I believe that data is best represented as a vector. For those who haven't heard this before, well let me start with a very basic example of 'how' this is done.
Lets assume a corpus of documents which have only 2 unique words(A,B) in its dictionary (If that was hard to follow, comment and I shall follow up with what that means). Now a document containing only 'A' is a unit vector along the direction of 'A' and so with a document containing only a single occurrence of 'B'. Documents with 'x' As and 'y' Bs can hence be represented as :
x a + y b (a and b are unit vectors along A and B).
When the corpus comprises of documents wherein there are a lot of terms with a very low document frequency, it is referred to as high dimensional data. An example would be a list of proper nouns e.g. hotel names.
High dimensional data, poses a lot of issues primarily due to its sparseness in the vector space. The sparseness of data makes a lot of tasks like clustering and tagging challenging. In order to process this data, more often than not, there is a need for reducing the dimension of the documents (sparseness). I'll discuss a relatively easy way to reduce the dimension of such data.

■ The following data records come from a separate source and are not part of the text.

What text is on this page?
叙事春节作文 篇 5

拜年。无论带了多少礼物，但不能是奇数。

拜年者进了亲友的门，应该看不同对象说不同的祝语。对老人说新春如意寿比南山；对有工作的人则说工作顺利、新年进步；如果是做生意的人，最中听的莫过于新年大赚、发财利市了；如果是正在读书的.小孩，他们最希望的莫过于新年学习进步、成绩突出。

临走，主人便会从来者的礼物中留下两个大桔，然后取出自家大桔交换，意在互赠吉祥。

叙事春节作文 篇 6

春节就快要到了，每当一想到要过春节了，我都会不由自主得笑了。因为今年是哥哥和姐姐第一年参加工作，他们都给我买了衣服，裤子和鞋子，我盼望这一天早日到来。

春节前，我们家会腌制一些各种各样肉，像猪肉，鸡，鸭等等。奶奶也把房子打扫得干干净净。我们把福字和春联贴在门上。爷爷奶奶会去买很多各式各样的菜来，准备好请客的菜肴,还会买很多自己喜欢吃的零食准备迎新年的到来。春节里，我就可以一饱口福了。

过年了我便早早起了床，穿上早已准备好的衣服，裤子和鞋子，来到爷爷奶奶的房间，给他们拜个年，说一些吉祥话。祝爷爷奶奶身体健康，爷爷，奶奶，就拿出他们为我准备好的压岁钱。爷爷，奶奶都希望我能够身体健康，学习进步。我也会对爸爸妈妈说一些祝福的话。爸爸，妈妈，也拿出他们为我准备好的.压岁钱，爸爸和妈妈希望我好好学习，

Given a corpus of high dimensional data, create document vectors for each of them. Create a term frequency matrix for the corpus and follow it up with dropping off all terms that occur in less than 10% (might vary as per the corpus/dataset) documents. Statistically this should remove around 60% of the documents
Also, removing the terms that occur in more than 80% of the documents would lead to removing a considerable ratio of terms that are redundant and too frequent. Such terms are generally tagged as stop-words and removed under all normal data/text processing algorithms.
The residue that remains now is of a considerably reduced dimension. This is a straightforward way of projecting the original data on a multi dimensional plane. A plane comprising of all dimensions that were reduced.
This data can now be consumed for any processing viz. clustering, classification etc..
Posts on how to cluster and various clustering techniques would soon follow.. unlike this one which took ages!